La ricerca diabetologica italiana è stata promossa soprattutto dai Maestri che hanno fondato la Società Italiana di Diabetologia negli anni sessanta e l’hanno potenziata negli anni settanta e ottanta.
Molte decine di giovani ricercatori italiani negli ultimi 40 anni hanno vissuto esperienze di studio e ricerca all’estero, soprattutto in UK e USA. Rientrati, hanno poi alimentato la crescita dei gruppi di ricerca di loro provenienza o hanno loro stessi fondato nuovi gruppi. Molti di loro sono poi diventati a loro volta leader di grandi gruppi di ricerca e stanno sostenendo la crescita di giovani ricercatori e, con fatica, promuovendo nuove vocazioni.

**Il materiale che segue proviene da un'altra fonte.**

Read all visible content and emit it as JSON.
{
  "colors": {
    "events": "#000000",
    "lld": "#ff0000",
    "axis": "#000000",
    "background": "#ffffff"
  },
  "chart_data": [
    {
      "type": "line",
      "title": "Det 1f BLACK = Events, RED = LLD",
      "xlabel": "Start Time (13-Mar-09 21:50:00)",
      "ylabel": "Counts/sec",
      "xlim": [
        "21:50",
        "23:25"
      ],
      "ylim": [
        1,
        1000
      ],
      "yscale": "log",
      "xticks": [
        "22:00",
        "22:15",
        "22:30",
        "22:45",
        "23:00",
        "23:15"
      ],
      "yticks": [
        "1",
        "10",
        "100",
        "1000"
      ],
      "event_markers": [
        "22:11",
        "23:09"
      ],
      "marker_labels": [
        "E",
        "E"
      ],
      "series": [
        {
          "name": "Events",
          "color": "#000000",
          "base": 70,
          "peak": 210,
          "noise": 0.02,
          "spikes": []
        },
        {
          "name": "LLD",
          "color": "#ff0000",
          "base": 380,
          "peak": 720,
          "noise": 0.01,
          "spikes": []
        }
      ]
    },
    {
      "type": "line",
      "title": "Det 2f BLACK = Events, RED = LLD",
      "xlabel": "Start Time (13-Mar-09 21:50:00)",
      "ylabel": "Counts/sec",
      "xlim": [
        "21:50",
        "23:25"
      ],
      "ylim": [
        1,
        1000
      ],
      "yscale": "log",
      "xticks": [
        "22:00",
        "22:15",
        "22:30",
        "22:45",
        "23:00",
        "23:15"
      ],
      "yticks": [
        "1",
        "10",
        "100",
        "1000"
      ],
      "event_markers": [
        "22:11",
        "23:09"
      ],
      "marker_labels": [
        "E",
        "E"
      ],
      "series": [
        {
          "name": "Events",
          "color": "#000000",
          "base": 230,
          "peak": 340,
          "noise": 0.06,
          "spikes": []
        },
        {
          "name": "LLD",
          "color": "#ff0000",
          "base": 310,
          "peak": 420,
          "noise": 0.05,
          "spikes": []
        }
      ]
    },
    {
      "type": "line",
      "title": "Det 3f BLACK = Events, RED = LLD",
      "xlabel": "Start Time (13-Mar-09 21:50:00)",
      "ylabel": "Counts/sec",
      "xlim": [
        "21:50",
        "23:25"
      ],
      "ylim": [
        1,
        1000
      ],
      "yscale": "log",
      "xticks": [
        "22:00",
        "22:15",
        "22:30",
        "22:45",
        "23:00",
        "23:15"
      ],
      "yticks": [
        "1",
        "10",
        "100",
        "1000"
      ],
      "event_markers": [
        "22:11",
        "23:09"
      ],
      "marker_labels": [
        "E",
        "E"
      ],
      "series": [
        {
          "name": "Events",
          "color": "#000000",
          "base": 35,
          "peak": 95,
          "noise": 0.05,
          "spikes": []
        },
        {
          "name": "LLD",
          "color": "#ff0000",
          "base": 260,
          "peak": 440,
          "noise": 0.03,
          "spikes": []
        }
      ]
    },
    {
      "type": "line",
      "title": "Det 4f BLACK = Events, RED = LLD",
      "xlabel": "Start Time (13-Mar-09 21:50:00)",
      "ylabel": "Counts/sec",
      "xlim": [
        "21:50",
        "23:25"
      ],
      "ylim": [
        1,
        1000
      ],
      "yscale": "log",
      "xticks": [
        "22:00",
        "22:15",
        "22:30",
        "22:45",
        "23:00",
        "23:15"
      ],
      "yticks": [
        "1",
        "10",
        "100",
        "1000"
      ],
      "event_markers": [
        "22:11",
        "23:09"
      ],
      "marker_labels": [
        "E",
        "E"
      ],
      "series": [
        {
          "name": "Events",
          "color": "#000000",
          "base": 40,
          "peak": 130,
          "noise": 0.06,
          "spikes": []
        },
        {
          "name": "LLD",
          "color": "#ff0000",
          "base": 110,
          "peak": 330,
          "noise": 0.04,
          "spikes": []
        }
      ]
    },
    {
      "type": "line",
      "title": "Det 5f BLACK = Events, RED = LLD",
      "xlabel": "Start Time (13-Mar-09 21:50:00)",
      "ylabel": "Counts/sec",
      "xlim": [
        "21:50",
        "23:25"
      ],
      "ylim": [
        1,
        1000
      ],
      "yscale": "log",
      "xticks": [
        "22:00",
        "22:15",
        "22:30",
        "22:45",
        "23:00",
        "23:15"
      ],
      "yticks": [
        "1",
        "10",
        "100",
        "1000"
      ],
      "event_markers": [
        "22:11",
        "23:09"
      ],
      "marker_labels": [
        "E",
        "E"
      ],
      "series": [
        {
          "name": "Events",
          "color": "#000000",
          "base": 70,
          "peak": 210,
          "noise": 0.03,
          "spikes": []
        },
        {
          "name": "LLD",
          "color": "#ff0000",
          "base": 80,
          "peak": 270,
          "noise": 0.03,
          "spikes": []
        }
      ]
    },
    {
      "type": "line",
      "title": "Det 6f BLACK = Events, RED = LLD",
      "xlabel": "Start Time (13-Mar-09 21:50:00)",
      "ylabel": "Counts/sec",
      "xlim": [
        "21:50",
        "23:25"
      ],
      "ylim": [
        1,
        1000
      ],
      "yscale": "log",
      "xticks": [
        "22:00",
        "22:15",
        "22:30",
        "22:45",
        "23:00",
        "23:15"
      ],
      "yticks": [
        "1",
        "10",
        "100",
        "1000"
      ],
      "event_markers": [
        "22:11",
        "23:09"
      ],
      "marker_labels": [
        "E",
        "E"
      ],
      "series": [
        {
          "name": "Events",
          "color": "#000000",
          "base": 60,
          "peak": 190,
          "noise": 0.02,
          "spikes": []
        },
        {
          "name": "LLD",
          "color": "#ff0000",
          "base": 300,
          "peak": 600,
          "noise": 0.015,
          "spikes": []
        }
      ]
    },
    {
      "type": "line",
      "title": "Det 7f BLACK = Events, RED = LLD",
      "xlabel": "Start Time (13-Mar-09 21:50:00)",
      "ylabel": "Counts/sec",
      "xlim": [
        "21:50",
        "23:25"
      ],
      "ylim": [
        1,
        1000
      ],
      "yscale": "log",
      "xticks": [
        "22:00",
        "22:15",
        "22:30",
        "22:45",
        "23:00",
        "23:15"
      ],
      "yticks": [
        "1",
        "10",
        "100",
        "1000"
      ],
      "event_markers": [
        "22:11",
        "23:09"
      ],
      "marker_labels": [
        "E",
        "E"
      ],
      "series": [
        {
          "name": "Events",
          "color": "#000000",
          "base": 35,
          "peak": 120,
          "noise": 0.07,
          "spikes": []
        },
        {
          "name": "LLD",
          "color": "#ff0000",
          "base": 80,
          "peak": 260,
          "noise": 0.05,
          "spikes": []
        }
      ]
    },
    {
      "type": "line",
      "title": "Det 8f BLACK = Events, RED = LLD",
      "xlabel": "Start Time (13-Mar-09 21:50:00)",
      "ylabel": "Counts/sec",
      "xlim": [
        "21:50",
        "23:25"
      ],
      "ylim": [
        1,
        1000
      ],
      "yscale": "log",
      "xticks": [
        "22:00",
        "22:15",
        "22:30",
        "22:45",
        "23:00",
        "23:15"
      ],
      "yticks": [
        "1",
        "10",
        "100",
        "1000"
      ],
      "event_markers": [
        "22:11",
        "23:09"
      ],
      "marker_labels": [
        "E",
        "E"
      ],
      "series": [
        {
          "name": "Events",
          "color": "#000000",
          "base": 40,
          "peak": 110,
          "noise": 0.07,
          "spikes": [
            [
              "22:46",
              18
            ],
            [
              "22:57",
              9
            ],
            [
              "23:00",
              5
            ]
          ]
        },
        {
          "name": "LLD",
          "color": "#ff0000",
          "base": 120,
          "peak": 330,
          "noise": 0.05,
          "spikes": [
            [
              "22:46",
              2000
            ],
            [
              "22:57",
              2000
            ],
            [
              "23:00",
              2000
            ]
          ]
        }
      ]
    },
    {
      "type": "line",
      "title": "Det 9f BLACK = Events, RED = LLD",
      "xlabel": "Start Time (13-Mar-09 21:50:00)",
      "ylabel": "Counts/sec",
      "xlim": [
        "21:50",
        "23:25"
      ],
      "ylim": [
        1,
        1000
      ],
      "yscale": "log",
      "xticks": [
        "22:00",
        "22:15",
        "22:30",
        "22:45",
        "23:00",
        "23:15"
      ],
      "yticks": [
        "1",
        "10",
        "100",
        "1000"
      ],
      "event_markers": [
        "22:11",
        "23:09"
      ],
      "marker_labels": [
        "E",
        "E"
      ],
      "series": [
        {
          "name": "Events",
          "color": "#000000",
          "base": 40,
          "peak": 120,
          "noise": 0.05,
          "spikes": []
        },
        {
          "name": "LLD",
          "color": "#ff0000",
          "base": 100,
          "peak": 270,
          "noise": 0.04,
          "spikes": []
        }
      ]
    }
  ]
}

Al momento sono operativi in Italia oltre 50 gruppi di ricerca in diabetologia, distribuiti prevalentemente nelle Università, negli IRCCS e negli Ospedali più grandi. I ricercatori attivi, molti dei quali purtroppo con posizioni precarie, sono oltre 500. La produzione scientifica dei ricercatori italiani nel campo del diabete negli ultimi 15 anni ammonta a quasi 5000 pubblicazioni, moltissime delle quali sulle riviste più prestigiose del settore.
Chi a livello internazionale valuta i prodotti scientifici per quantità e qualità ha collocato la ricerca italiana in diabetologia al terzo posto.
Una volta che questo dato è aggiustato per l'entità dei finanziamenti ricevuti, l'Italia balza al primo posto.